Shane Waldron

Jacksonville Jaguars
- Title: Assistant head coach/Passing game coordinator

Personal information
- Born: August 17, 1979 (age 46) Portland, Oregon, U.S.

Career information
- Positions: Tight end, long snapper
- High school: La Salle (Milwaukie, Oregon)
- College: Tufts (1999-2002)

Career history

Coaching
- Notre Dame (2005–2007) Graduate assistant; New England Patriots (2008) Offensive quality control coach; New England Patriots (2009) Tight ends coach; Hartford Colonials (2010) Wide receivers coach; Buckingham Browne & Nichols School (2011) Offensive coordinator; UMass (2012–2013) Tight ends coach; UMass (2014–2015) Offensive line coach; Washington Redskins (2016) Offensive quality control coach; Los Angeles Rams (2017) Tight ends coach; Los Angeles Rams (2018) Passing game coordinator; Los Angeles Rams (2019) Passing game coordinator & quarterbacks coach; Los Angeles Rams (2020) Pass game coordinator; Seattle Seahawks (2021–2023) Offensive coordinator; Chicago Bears (2024) Offensive coordinator; Jacksonville Jaguars (2025–present) Passing game coordinator (2025); Assistant head coach/passing game coordinator (2026-present); ;

Operations
- New England Patriots (2002–2003) Operations intern; New England Patriots (2004) Operations assistant;

Awards and highlights
- 2× Super Bowl champion (XXXVIII, XXXIX);
- Coaching profile at Pro Football Reference

= Shane Waldron =

American football coach (born 1979)

Shane Waldron (born August 17, 1979) is an American professional football coach who currently serves as the assistant head coach and passing game coordinator for the Jacksonville Jaguars of the National Football League (NFL). He previously served as an assistant coach for the Los Angeles Rams, Washington Redskins, New England Patriots and as offensive coordinator for the Seattle Seahawks and Chicago Bears.

==Early life==
Waldron grew up in Carver, Oregon, outside of Portland.

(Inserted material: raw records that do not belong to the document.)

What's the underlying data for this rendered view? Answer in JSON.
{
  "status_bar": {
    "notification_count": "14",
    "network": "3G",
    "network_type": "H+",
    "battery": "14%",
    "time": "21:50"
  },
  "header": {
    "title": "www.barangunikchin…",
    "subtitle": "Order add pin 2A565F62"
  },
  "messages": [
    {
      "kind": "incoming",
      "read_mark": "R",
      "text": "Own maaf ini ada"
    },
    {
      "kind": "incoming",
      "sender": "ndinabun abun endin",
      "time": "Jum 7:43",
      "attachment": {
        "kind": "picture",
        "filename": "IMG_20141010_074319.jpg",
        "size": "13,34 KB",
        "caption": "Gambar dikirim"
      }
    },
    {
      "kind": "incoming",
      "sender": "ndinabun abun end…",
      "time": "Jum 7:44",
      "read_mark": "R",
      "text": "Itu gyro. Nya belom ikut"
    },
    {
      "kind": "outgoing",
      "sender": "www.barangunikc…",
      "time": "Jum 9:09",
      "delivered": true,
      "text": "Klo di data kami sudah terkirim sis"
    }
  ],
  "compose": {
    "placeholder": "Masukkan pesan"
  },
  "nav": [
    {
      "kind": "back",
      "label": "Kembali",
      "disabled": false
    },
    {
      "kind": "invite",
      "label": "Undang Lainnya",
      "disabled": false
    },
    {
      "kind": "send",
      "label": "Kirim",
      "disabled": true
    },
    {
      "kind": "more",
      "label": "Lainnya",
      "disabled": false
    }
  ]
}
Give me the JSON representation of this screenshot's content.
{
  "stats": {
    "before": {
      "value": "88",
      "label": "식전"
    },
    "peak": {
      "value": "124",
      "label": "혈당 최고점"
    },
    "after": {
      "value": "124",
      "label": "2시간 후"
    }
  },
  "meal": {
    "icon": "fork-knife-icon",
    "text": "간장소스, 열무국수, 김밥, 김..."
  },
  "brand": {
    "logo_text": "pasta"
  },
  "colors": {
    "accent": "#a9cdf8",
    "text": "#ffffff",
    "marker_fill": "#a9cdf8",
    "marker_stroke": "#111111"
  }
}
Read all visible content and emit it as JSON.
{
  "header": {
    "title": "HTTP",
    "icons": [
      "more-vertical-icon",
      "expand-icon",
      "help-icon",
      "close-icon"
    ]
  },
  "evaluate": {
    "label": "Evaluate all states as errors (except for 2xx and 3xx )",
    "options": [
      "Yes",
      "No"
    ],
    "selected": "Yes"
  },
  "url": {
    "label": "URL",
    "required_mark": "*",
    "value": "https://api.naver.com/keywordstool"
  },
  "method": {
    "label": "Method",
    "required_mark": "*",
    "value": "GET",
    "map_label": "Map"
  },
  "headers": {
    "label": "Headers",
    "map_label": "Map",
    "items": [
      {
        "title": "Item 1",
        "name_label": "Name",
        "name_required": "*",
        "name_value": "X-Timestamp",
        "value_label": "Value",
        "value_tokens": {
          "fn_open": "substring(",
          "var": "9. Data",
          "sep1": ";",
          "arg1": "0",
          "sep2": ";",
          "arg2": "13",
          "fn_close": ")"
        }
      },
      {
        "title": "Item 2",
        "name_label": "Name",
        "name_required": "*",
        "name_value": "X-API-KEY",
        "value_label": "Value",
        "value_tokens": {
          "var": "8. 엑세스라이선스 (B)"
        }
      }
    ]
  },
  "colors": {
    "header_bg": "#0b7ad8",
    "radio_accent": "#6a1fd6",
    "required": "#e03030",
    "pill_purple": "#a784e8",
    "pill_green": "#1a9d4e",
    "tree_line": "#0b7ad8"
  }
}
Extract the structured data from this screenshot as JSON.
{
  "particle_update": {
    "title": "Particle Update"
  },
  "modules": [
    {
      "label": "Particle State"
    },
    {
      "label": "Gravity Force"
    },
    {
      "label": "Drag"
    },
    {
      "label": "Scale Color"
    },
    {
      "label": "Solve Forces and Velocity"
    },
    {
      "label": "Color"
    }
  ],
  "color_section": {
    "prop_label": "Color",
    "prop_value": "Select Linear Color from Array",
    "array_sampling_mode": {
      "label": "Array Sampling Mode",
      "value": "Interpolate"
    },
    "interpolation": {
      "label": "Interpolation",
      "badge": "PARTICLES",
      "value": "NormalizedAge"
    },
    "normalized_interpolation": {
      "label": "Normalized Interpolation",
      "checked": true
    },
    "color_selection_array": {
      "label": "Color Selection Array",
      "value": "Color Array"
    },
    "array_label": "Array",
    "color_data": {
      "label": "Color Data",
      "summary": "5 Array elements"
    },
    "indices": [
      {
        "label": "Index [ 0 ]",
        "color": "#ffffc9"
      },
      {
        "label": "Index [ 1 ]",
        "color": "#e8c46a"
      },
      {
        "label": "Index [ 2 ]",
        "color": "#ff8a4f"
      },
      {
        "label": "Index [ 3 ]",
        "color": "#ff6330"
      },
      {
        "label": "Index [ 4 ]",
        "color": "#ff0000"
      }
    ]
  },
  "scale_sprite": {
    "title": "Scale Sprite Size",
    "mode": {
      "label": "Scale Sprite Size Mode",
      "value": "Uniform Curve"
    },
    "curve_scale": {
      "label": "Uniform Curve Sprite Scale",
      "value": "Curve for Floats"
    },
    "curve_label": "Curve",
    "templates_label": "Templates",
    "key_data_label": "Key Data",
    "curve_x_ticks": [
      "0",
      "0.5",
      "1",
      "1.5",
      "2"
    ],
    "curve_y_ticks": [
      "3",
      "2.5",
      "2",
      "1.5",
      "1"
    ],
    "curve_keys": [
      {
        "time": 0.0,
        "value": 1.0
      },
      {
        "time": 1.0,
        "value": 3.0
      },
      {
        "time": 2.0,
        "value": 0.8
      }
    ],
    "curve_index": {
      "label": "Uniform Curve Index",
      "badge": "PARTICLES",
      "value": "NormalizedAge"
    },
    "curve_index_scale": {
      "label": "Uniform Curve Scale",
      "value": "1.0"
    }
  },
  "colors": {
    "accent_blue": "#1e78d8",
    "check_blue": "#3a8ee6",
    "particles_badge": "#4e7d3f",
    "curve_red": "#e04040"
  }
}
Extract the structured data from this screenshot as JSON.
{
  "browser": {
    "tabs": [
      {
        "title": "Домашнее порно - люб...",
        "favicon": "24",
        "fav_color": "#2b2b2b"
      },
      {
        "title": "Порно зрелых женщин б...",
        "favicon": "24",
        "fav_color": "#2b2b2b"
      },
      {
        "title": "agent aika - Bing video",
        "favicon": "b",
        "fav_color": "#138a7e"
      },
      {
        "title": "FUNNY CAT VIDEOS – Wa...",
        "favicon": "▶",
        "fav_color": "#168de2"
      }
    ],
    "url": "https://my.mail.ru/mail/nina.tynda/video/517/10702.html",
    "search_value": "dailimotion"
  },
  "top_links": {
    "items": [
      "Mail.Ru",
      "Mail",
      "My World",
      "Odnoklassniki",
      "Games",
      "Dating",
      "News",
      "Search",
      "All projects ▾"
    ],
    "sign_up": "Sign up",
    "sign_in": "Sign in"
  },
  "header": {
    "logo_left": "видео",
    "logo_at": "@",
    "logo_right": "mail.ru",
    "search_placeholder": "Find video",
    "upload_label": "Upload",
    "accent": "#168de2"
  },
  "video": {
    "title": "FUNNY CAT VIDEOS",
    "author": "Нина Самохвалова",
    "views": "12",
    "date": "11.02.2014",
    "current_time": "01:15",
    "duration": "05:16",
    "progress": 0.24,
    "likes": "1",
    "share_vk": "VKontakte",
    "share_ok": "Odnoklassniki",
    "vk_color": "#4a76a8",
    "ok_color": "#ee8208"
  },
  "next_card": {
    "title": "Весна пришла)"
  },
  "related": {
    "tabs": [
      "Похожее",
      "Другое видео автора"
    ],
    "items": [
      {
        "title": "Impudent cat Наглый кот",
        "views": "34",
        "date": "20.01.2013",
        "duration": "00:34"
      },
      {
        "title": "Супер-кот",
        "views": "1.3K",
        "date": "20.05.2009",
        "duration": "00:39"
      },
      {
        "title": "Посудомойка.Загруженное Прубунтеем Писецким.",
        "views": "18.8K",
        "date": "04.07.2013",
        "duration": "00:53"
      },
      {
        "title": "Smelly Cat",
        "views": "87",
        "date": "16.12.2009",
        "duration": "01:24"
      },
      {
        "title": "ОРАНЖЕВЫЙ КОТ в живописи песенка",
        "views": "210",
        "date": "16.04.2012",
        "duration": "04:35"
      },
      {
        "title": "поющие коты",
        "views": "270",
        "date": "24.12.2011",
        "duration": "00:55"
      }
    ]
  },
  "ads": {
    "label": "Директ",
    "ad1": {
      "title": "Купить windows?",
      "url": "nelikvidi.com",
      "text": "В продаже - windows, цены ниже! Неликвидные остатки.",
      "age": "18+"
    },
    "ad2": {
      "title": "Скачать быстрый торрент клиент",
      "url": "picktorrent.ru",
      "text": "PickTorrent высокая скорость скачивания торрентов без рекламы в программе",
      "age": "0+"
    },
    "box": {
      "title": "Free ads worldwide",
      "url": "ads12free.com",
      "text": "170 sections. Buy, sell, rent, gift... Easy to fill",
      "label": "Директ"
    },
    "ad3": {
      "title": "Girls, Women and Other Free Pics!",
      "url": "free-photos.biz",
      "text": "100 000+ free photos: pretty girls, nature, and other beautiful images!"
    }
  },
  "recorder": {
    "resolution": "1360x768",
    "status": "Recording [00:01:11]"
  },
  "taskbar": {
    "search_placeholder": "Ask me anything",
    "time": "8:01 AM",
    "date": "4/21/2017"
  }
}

Waldron attended La Salle High School in Milwaukie, Oregon. After a year at Phillips Academy in Andover, Massachusetts, he played college football at Tufts University as a tight end and long snapper from 1999 through 2002.

==Coaching career==
===New England Patriots===
Starting in 2002, Waldron served as an operations intern for the New England Patriots for two seasons before being promoted to operations assistant in 2004, where he handled special teams quality control duties and oversaw the completion of the weekly game plans.

===Notre Dame Fighting Irish===
From 2005 to 2007, Waldron followed Patriots offensive coordinator Charlie Weis to the University of Notre Dame to serve as a graduate assistant.

===New England Patriots===
Waldron was rehired by the New England Patriots and worked under head coach Bill Belichick, also a Phillips Academy alumnus, as offensive quality control coach in 2008. He was promoted to tight ends coach for the 2009 season.

===Hartford Colonials===
He left the Patriots after the 2009 season and joined the Hartford Colonials of the United Football League as their wide receivers coach in 2010.

===UMass Minutemen===
After spending 2011 at the Buckingham Browne & Nichols School, Waldron moved to the University of Massachusetts and was the recruiting coordinator and tight ends coach from 2012 to 2013 before being promoted to offensive line coach from 2014 to 2015.

===Washington Redskins===
In 2016, Waldron was hired by the Washington Redskins as an offensive quality control coach.

===Los Angeles Rams===
On February 2, 2017, Waldron was hired to be the tight ends coach for the Los Angeles Rams, under new head coach Sean McVay.

On January 30, 2018, Waldron was named passing game coordinator, after Matt LaFleur became offensive coordinator for the Tennessee Titans. Head coach Sean McVay promoted offensive line coach Aaron Kromer to run game coordinator and Waldron to passing game coordinator in order to help fill the void. In 2019, Waldron was promoted to quarterbacks coach after Zac Taylor was named head coach of the Cincinnati Bengals.

===Seattle Seahawks===
On January 26, 2021, Waldron was hired by the Seattle Seahawks as their offensive coordinator under head coach Pete Carroll, replacing Brian Schottenheimer.

===Chicago Bears===
On January 23, 2024, Waldron was officially hired by the Chicago Bears as their offensive coordinator under head coach Matt Eberflus, replacing Luke Getsy. The Bears fired Waldron nine games into his tenure on November 12 after the team reached a 4–5 record midway through the season. The Bears ranked 30th in the league in total offense and 24th in scoring at the time of his dismissal.

===Jacksonville Jaguars===
On February 6, 2025, the Jacksonville Jaguars hired Waldron to serve as their pass-game coordinator. On June 30, 2026, Waldron added "assistant head coach" to his title.